The neoprene-clad prospectors will be hunting for tiny heat-loving organisms that produce unique enzymes. Already, such microbial wonders have proven useful in everything from solving crimes to cleaning dirty laundry

The deal, announced at a ceremony commemorating the park's 125th birthday, also appears to confirm what conservationists have long argued: That the wisdom of protecting nature is best left for future generations to interpret.

"So often the opponents of preservation portray it as a lock up of real estate or an attempt to close down opportunities," says John Varley, Yellowstone's research chief. "But here in the country's oldest national park we have been preserving Yellowstone's thermal features since 1872, and only now are we beginning to fully appreciate their value."

For years, international bioprospecting firms have focused their attention largely on tropical rain forests. But now experts say the estimated 10,000 geysers, hot springs, mud pots, and steam vents here may harbor an equally impressive array of natural capital. "National parks by their nature are repositories of diversity, which makes them outstanding laboratories for the biotech industry," Mr.

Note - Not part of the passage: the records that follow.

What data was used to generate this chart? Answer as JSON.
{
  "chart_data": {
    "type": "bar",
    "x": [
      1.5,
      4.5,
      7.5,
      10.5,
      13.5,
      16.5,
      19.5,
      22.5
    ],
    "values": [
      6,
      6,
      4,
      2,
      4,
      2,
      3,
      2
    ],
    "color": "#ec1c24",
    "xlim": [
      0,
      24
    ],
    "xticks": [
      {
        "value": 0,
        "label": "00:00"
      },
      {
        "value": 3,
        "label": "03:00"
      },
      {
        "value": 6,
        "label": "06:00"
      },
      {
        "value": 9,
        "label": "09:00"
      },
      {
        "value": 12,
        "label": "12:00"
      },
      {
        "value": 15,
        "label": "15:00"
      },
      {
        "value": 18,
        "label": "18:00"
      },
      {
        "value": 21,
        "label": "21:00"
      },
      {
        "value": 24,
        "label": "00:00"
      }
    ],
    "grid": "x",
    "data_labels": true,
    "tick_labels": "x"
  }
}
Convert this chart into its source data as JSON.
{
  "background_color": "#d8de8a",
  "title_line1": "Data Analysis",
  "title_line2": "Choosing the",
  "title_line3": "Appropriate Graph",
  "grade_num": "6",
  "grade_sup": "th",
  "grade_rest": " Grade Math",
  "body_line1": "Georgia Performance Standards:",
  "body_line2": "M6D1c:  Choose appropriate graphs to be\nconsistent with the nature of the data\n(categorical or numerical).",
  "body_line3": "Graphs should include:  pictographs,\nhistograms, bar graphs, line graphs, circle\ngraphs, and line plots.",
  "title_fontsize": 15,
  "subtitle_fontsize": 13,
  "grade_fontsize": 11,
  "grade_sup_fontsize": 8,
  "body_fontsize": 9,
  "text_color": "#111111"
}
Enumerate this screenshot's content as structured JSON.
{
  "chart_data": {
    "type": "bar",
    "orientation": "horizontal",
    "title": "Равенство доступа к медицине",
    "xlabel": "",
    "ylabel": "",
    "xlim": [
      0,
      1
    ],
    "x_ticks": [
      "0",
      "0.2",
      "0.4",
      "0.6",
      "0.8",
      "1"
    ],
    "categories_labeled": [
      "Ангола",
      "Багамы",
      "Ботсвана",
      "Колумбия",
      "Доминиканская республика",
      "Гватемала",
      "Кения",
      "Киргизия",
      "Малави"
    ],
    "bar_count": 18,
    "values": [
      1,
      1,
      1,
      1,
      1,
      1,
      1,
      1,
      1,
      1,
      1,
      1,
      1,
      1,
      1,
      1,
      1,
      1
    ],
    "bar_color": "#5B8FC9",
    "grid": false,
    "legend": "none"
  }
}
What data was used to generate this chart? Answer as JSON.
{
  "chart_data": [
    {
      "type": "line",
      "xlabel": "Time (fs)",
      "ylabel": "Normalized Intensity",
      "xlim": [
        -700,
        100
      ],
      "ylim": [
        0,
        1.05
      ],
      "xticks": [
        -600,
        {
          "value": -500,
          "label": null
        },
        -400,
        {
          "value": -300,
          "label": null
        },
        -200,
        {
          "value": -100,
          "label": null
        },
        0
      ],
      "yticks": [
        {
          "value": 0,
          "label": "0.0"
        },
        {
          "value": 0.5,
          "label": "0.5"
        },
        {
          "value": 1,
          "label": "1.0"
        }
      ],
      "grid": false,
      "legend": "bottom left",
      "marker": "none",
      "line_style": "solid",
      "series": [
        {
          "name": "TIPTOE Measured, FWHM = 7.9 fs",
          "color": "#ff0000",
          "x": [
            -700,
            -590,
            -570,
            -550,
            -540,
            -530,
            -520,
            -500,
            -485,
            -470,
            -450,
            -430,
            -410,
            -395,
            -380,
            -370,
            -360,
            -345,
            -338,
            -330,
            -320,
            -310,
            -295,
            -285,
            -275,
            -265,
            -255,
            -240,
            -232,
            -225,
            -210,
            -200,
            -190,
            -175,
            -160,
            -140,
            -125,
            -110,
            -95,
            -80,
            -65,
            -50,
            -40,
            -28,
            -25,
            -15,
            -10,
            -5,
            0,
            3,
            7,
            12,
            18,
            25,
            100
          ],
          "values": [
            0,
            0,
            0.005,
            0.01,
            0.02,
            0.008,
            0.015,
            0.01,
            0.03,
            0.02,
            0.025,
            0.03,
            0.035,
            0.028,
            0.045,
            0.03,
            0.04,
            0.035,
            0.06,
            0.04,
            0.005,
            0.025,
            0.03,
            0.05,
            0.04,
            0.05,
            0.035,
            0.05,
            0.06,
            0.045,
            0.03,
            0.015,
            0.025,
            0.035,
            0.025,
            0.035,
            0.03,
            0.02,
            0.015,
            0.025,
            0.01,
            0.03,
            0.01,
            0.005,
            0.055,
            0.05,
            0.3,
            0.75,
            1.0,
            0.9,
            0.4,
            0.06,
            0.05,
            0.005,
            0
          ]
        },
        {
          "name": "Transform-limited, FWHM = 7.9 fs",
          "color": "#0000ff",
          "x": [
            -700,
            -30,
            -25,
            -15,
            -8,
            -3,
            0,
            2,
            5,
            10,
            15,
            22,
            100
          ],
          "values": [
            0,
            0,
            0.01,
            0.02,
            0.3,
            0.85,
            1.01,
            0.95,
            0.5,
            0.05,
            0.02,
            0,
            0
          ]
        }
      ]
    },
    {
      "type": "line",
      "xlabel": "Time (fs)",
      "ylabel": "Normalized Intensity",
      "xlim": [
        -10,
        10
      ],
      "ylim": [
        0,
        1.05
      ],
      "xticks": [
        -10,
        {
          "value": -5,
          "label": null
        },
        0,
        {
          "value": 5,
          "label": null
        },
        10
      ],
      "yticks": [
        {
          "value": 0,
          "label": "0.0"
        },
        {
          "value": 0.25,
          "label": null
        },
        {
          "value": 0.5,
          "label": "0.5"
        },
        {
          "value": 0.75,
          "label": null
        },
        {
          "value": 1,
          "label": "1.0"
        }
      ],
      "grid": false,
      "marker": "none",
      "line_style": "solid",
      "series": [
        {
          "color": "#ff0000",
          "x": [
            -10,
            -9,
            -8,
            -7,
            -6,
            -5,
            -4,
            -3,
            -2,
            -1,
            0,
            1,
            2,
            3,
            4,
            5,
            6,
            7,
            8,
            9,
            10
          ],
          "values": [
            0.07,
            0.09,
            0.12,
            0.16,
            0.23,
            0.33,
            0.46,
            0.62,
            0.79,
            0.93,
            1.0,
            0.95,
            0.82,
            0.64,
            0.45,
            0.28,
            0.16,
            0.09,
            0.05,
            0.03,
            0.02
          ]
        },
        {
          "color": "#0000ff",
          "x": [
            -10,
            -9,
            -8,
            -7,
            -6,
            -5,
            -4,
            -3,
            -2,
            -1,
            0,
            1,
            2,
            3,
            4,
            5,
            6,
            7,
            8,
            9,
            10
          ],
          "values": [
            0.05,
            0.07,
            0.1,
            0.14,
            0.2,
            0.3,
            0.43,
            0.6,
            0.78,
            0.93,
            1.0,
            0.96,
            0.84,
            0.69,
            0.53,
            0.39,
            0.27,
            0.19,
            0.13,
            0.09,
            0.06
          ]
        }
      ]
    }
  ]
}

Varley says.

This interest in tapping the commercial potential of Yellowstone's thermal life has its roots in the discovery of Thermus aquaticus, discovered by Thomas Brock in the mid-1960s. Using an enzyme produced by the microbe, Kerry Mullis subsequently invented the process of DNA fingerprinting that is used today in everything from convicting criminals to diagnosing diseases.

Mr. Mullis won a Nobel Prize in 1993 and a patent on the process has yielded millions of dollars in spin-off technology - but Yellowstone has not collected a cent.

In addition to DNA fingerprinting, other scientists have harvested microbial enzymes to improve a wide range of products and processes, from fermenting wine and aging cheese to making better laundry detergents and bleaching pulp to make paper without using chlorine.

Worldwide, about 5,000 thermal microbes have been cataloged to date. In a typical tablespoon of water lifted out of a Yellowstone hot spring, there are between 10,000 and 14,000 organisms never before seen. "For its biological diversity and potential discoveries, we're talking about orders of magnitude greater than what we've found elsewhere," says Terrance Bruggeman, Diversa's chairman. "Within 10 feet of each other you can find geothermal features where the water temperature, pH, and variety of microorganisms are distinctly different."

Varley says the park's boiling pools may hold answers to deeper philosophical questions such as the origin of life on Earth. "There is a group of scientists worldwide who believe life originated in a hot spring," Varley explains. "They make a persuasive case for this primordial soup having all the building blocks of life but lacking a spark. We know that electricity comes out of the sky and that may be all it took."

COMPARED with traditional forms of resource extraction such as logging and mining, bioprospecting is almost unnoticeable. The average backpacker will leave the park with more soil in the soles of his hiking boots than these researchers will take back to the lab for analysis, Varley notes.

Under the terms of the pact, Yellowstone will receive $35,000 a year for five years and a royalty of up to 10 percent on products developed from park resources. Diversa's arrangement is nonexclusive, and presently three other companies are negotiating for a similar contract. Before he retired this spring, Park Service Director Roger Kennedy instructed Varley to draft guidelines that could be applied to other national parks such as Carlsbad Caverns where biotech companies have also expressed interest in developing park resources.

Conservation groups say that this agreement may prompt a renewed push for a permanent ban on geothermal development in Yellowstone. Nine of the largest geyser fields worldwide have been developed as energy sources. Scientists say that Yellowstone holds the greatest concentration of undisturbed thermal phenomena only because it has been spared from drilling. But proposals to commercially harness the region's wealth of naturally occurring steam and hot water continue to surface.

"There need to be stronger safeguards in place," says Robert Ekey, spokesman for the Greater Yellowstone Coalition. "As the biotech industry explodes and new discoveries are made, the dividends of protection become more compelling."